Para a instituição dirigida por Christine Lagarde, a resposta é sim e as economias mais atrasadas no investimento e as mais pobres ou em desenvolvimento podem ser as mais penalizadas pelo aumento deste tipo de custos, vistos como essenciais para potenciar o crescimento futuro.
O FMI recorda que "o crescimento do investimento diminuiu de forma considerável desde a crise financeira global de 2008-2009".
Olhando para os dados do INE e do próprio FMI, isso é verdade no caso de Portugal. Na realidade, o panorama é ainda pior porque o declínio começou no início deste milénio. Depois de a taxa de investimento nacional ter atingido um máximo histórico de 29% em 1999, muito apoiada pela explosão na construção e nas obras públicas (como estradas, que ainda hoje estão por pagar na totalidade), a intensidade do investimento total caiu abruptamente desde essa altura.
Esta tendência agravou-se ainda mais com a referida crise financeira e com a segunda estocada que acabou por ser a crise da dívida e a bancarrota do país em 2011, que criou elevados constrangimentos à concessão de crédito bancário, o meio tradicional de financiamento do investimento.
E, com as políticas de austeridade e a exigência em reduzir o défice e a dívida desde 2011, os cortes no investimento público afundaram ainda mais o investimento total. Só para se ter uma ideia, o investimento público ronda anualmente os 4 mil milhões de euros, ou seja, está em linha com os valores de 2015, o primeiro ano sem a gestão direta da troika.

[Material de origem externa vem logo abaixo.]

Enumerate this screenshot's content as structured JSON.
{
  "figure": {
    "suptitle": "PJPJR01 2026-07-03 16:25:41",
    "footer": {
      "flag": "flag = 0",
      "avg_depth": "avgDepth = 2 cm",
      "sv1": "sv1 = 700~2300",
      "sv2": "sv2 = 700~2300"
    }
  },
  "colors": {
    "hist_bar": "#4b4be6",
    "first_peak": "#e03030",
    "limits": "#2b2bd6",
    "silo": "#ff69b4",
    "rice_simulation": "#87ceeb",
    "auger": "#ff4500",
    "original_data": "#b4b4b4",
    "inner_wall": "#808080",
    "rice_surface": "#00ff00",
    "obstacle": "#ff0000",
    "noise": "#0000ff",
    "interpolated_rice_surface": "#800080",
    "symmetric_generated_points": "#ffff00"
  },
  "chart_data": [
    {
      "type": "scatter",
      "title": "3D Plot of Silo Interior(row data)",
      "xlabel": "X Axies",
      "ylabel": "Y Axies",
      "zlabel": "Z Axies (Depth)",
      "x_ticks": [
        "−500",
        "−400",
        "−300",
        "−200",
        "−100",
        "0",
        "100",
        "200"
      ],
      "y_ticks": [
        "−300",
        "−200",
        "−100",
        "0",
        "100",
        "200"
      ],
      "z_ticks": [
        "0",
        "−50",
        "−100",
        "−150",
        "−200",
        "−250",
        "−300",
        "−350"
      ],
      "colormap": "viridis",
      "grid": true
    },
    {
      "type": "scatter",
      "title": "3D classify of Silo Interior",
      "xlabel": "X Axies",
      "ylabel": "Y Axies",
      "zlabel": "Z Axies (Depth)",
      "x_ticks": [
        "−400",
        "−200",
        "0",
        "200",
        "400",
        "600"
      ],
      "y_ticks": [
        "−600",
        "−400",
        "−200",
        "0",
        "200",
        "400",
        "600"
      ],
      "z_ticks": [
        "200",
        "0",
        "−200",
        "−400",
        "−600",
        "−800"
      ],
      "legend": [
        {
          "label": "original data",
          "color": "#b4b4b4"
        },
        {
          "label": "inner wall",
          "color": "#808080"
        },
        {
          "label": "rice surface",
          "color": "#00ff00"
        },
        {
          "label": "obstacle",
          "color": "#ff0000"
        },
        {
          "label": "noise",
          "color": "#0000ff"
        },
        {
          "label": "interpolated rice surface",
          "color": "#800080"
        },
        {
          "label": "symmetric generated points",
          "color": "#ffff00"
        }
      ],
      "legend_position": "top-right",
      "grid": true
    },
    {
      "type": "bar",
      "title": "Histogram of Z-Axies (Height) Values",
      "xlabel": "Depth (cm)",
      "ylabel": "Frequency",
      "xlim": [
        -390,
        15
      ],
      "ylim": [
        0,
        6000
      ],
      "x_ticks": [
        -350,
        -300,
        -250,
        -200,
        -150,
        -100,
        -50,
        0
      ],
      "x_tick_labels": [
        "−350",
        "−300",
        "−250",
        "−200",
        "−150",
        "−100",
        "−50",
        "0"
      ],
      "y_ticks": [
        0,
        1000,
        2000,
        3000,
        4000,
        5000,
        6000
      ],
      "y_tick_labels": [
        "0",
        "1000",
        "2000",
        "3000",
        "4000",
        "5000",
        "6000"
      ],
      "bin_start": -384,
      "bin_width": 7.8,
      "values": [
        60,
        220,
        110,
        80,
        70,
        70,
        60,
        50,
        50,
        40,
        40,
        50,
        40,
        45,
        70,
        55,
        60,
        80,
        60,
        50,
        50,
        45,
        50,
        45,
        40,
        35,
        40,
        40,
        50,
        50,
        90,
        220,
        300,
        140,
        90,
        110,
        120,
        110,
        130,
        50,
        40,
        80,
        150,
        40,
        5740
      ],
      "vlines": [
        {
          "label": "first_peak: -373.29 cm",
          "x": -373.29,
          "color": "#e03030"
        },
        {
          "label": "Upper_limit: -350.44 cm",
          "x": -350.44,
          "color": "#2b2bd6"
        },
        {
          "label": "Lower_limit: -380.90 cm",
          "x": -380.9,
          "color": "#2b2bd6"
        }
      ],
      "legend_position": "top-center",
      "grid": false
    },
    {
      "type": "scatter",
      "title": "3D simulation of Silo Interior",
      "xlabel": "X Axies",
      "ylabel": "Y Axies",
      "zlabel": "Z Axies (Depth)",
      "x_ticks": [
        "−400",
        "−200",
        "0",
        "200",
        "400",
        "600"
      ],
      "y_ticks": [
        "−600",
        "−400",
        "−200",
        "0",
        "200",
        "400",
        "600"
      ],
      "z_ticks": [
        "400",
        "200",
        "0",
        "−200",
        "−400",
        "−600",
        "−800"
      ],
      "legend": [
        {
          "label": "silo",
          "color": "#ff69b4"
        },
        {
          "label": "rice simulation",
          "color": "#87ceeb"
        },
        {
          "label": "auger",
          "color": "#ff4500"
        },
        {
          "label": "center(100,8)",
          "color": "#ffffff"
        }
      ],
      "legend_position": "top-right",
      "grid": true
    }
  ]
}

Em percentagem do PIB (contas nacionais), é parecido. Em 2018, o investimento público não chegou a 2% do PIB. Tem vindo a subir devagar, mas este valor é igual ao do ano da chamada saída limpa (2014).
Ora, para o FMI, "o abrandamento no comércio global" desde meados dos anos 2000 "pode limitar novas reduções nos preços do investimento".
E há "ameaças ainda mais imediatas". Para o Fundo, uma delas é "as maiores barreiras comerciais em algumas economias avançadas, que podem colocar em risco os benefícios do comércio livre - tido como certo durante tanto tempo nestas economias".
Os países "importadores líquidos de bens de capital", como os emergentes, mas também como é o caso de Portugal que é dependente da tecnologia alheia e estrangeira, "podem enfrentar preços mais altos nas máquinas e equipamentos e, de forma mais ampla, ter menos oportunidades para beneficiar da disseminação transfronteiriça de conhecimento e tecnologia no âmbito da globalização".
O Banco de Portugal concorda que "a economia portuguesa pode ser afetada por riscos associados a um aumento da turbulência nos mercados financeiros e a um recrudescimento de tensões nos mercados da dívida soberana na área do euro". Avisa que "o aumento da incerteza a nível global, para o qual contribui, por exemplo, o processo de saída do Reino Unido da União Europeia, constitui uma ameaça à confiança dos empresários, podendo conduzir ao adiamento de investimentos".
De acordo com o banco central, o investimento ainda vai conseguir acelerar neste ano (até 6,8%), mas depois perde ritmo até 2021 (5,2%).